Is there a speed difference when this is the case?
1. Test with a simple SQLite example
Consider the following orders
table (here the first 10 rows):
orderid | customerid | total |
---|---|---|
1001 |
4308 |
25.52 |
1002 |
11683 |
35.33 |
1003 |
5676 |
30.79 |
1004 |
3097 |
77.6 |
1005 |
10374 |
109.04 |
1006 |
9241 |
15.13 |
1007 |
7189 |
11.02 |
1008 |
7228 |
33.11 |
1009 |
1125 |
17.19 |
1010 |
7340 |
4.6 |
We want to know the maximum total price that each customer paid.
2. Two ways to do that
We can either write a group-by query:
select
customerid,
max(total) as max
from orders
group by customerid;
or use a window function, and filtering the duplicated with distinct
:
select distinct
customerid,
max(total) over (partition by customerid) as max
from orders;
The results are identical.
3. Efficiency
However, if we ask SQLite to explain the plan of execution for both queries (and there are no indexes), we get very different plans.

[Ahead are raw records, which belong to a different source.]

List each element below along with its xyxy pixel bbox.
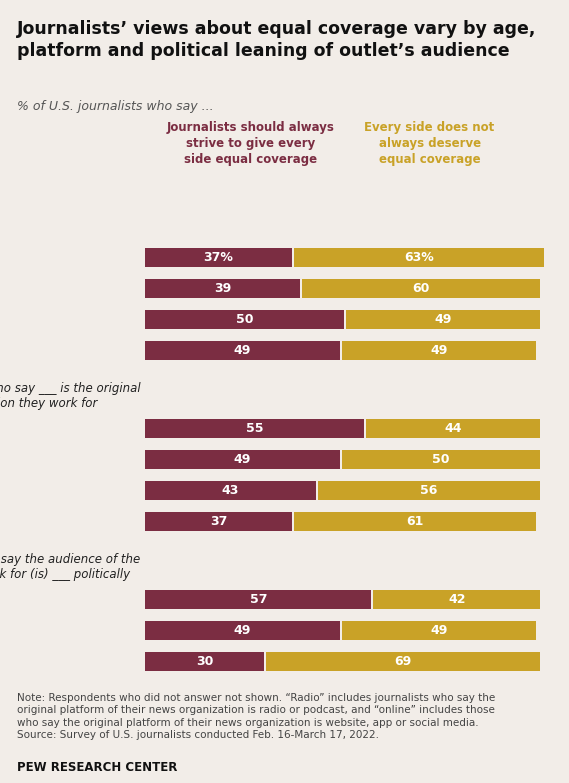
- Text: % of U.S. journalists who say ...: % of U.S. journalists who say ...: [17, 100, 214, 114]
- Text: 49: 49: [430, 345, 448, 357]
- Text: 57: 57: [250, 593, 267, 606]
- Text: Among U.S. journalists who say the audience of the
news organization they work f: Among U.S. journalists who say the audie…: [0, 553, 141, 581]
- Bar: [145, 280, 300, 298]
- Bar: [318, 482, 541, 500]
- Bar: [373, 590, 541, 609]
- Text: 60: 60: [413, 282, 430, 295]
- Bar: [266, 652, 541, 671]
- Text: 50: 50: [236, 313, 253, 327]
- Text: 49: 49: [434, 313, 452, 327]
- Bar: [145, 652, 264, 671]
- Text: 37%: 37%: [204, 251, 233, 264]
- Bar: [294, 248, 545, 267]
- Bar: [302, 280, 541, 298]
- Bar: [145, 513, 292, 531]
- Bar: [342, 450, 541, 469]
- Text: 49: 49: [234, 345, 251, 357]
- Text: 56: 56: [420, 484, 438, 497]
- Bar: [145, 341, 340, 360]
- Bar: [346, 310, 541, 329]
- Bar: [342, 341, 537, 360]
- Text: 50: 50: [432, 453, 450, 466]
- Bar: [145, 622, 340, 640]
- Text: 39: 39: [214, 282, 231, 295]
- Text: Every side does not
always deserve
equal coverage: Every side does not always deserve equal…: [365, 121, 494, 166]
- Bar: [145, 419, 364, 438]
- Text: 49: 49: [430, 624, 448, 637]
- Bar: [294, 513, 537, 531]
- Text: Among U.S. journalists who say ___ is the original
platform of the organization : Among U.S. journalists who say ___ is th…: [0, 382, 141, 410]
- Text: 55: 55: [246, 422, 263, 435]
- Bar: [145, 248, 292, 267]
- Text: 43: 43: [222, 484, 239, 497]
- Bar: [365, 419, 541, 438]
- Text: Journalists should always
strive to give every
side equal coverage: Journalists should always strive to give…: [166, 121, 335, 166]
- Text: Note: Respondents who did not answer not shown. “Radio” includes journalists who: Note: Respondents who did not answer not…: [17, 693, 496, 740]
- Text: 61: 61: [406, 515, 424, 529]
- Text: 30: 30: [196, 655, 213, 668]
- Bar: [145, 482, 316, 500]
- Text: 69: 69: [395, 655, 412, 668]
- Text: 63%: 63%: [404, 251, 434, 264]
- Bar: [145, 590, 372, 609]
- Text: 49: 49: [234, 624, 251, 637]
- Bar: [342, 622, 537, 640]
- Text: 49: 49: [234, 453, 251, 466]
- Text: 44: 44: [444, 422, 461, 435]
- Text: 37: 37: [210, 515, 227, 529]
- Bar: [145, 310, 344, 329]
- Bar: [145, 450, 340, 469]
- Text: Journalists’ views about equal coverage vary by age,
platform and political lean: Journalists’ views about equal coverage …: [17, 20, 537, 60]
- Text: 42: 42: [448, 593, 465, 606]
- Text: PEW RESEARCH CENTER: PEW RESEARCH CENTER: [17, 761, 178, 774]
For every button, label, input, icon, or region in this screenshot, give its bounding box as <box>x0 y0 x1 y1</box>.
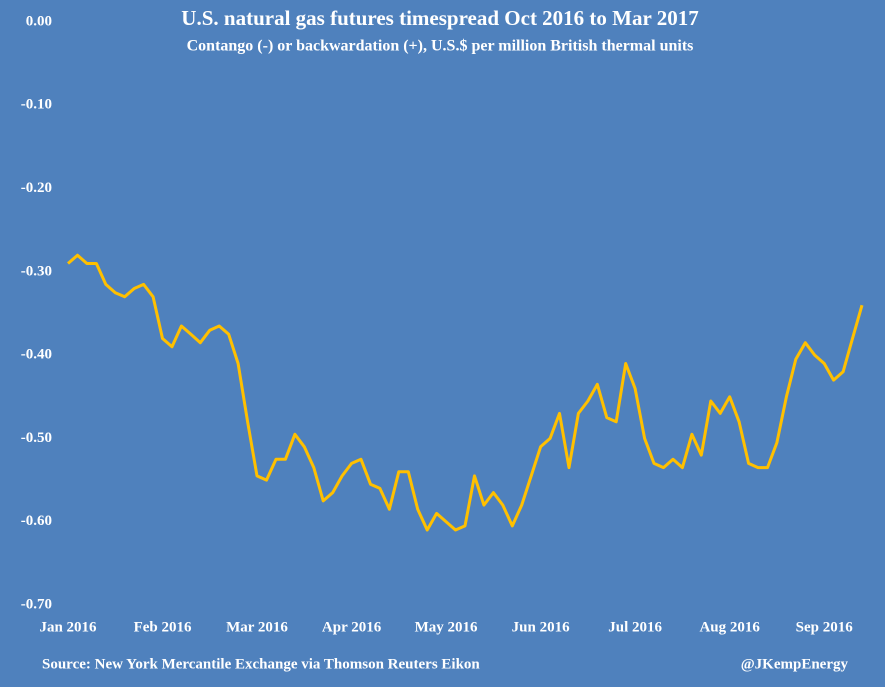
y-tick-label: -0.50 <box>21 430 52 446</box>
source-note: Source: New York Mercantile Exchange via… <box>42 656 480 672</box>
x-tick-label: Feb 2016 <box>134 619 192 635</box>
y-tick-label: 0.00 <box>26 13 52 29</box>
x-tick-label: Mar 2016 <box>226 619 288 635</box>
x-tick-label: Aug 2016 <box>699 619 760 635</box>
y-tick-label: -0.60 <box>21 513 52 529</box>
chart-title: U.S. natural gas futures timespread Oct … <box>181 6 698 30</box>
x-tick-label: May 2016 <box>415 619 478 635</box>
y-tick-label: -0.70 <box>21 596 52 612</box>
x-tick-label: Sep 2016 <box>796 619 854 635</box>
x-tick-label: Jan 2016 <box>39 619 97 635</box>
x-tick-label: Jul 2016 <box>608 619 662 635</box>
y-tick-label: -0.20 <box>21 180 52 196</box>
chart-subtitle: Contango (-) or backwardation (+), U.S.$… <box>187 38 694 55</box>
y-tick-label: -0.10 <box>21 97 52 113</box>
y-tick-label: -0.40 <box>21 347 52 363</box>
x-tick-label: Jun 2016 <box>512 619 570 635</box>
y-tick-label: -0.30 <box>21 263 52 279</box>
data-line <box>67 253 864 532</box>
credit: @JKempEnergy <box>741 656 849 672</box>
x-tick-label: Apr 2016 <box>322 619 382 635</box>
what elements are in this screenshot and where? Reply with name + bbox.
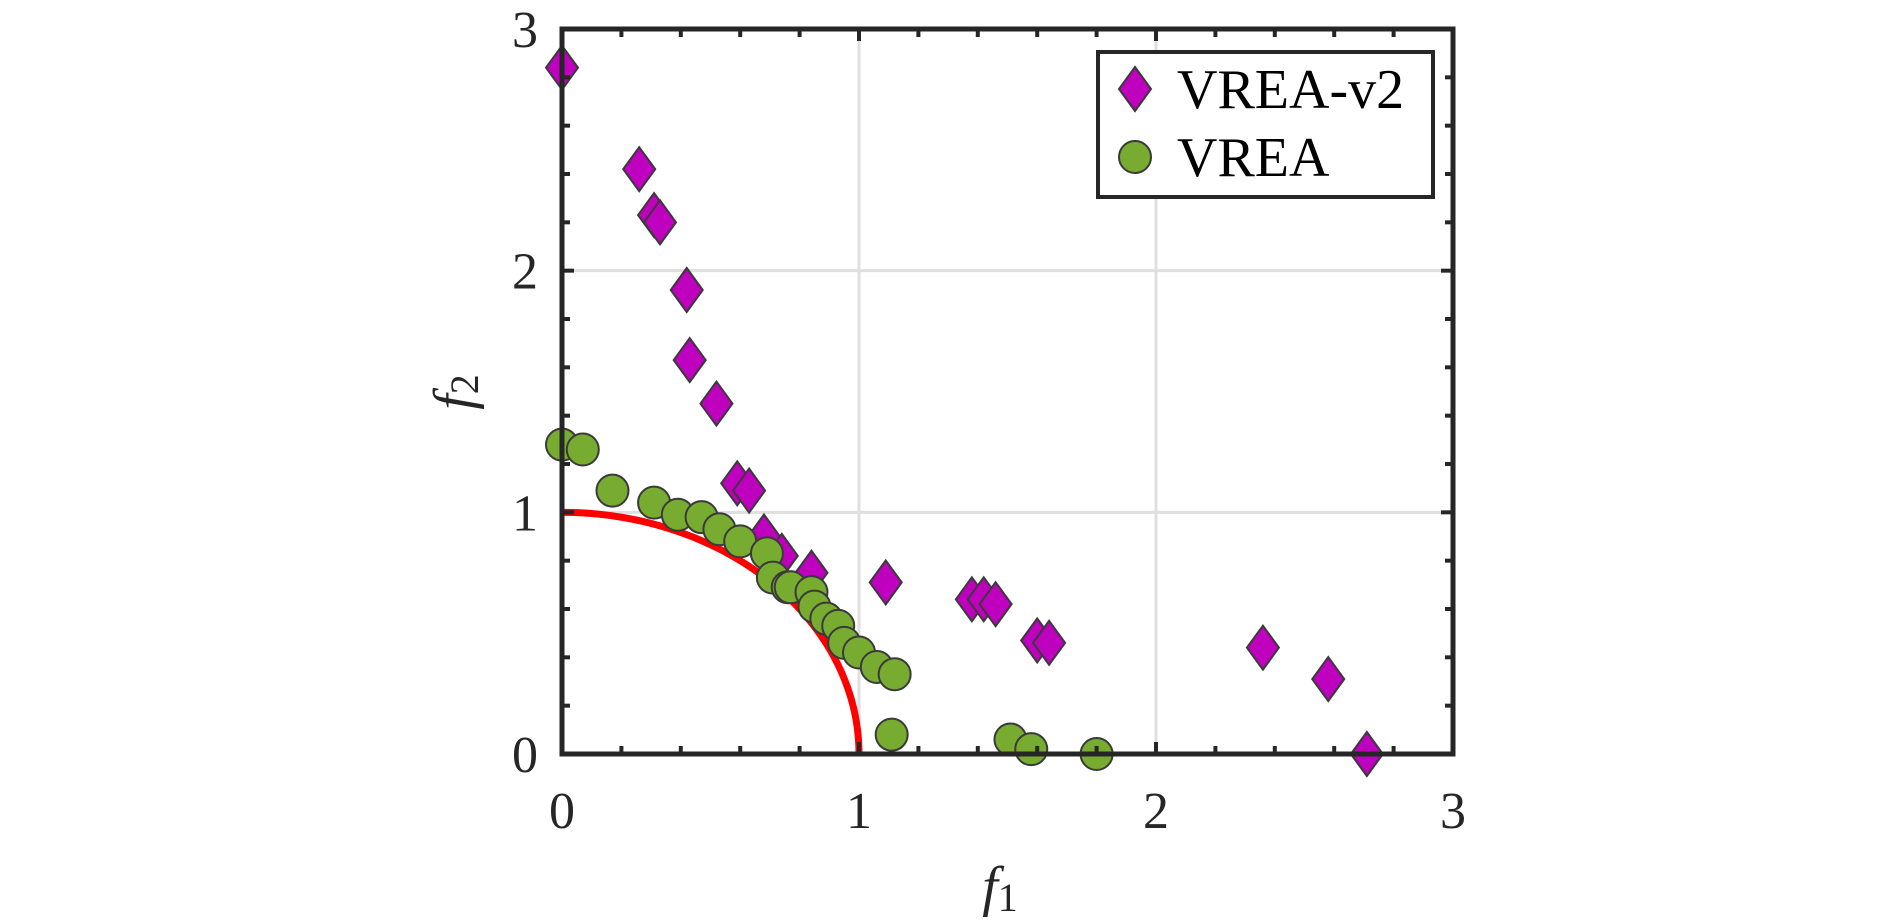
x-tick-label: 2 <box>1143 783 1169 840</box>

Here is the execution plan for the group-by query:
id | parent | notused | detail |
---|---|---|---|
6 |
0 |
0 |
SCAN orders |
8 |
0 |
0 |
USE TEMP B-TREE FOR GROUP BY |
And here is the execution plan for the window-function query:
id | parent | notused | detail |
---|---|---|---|
3 |
0 |
0 |
CO-ROUTINE (subquery-2) |
6 |
3 |
0 |
SCAN orders |
14 |
3 |
0 |
USE TEMP B-TREE FOR ORDER BY |
31 |
0 |
0 |
SCAN (subquery-2) |
88 |
0 |
0 |
USE TEMP B-TREE FOR DISTINCT |
It would be nice if SQLite would also show some cardinality and cost like Oracle SQL database does, but that’s enough to see the gist of it.
4. Why?
Window functions are designed to keep each row first, but you can decide to reduce
them all later: this explains why we have a second SCAN
happening.
Order by can only reduce the results, and so it can be done more efficiently, without having to keep some useless results for each row.
At some point, we could expect the query optimizer (archive) to optimize both to the same execution plan thanks so some equational reasoning.
Until then, it’s up to you to spot useless use of window functions where group by suffice.
Note
|
I used SQLite as a demo here, but this is not the only database engine to not perform this optimization. |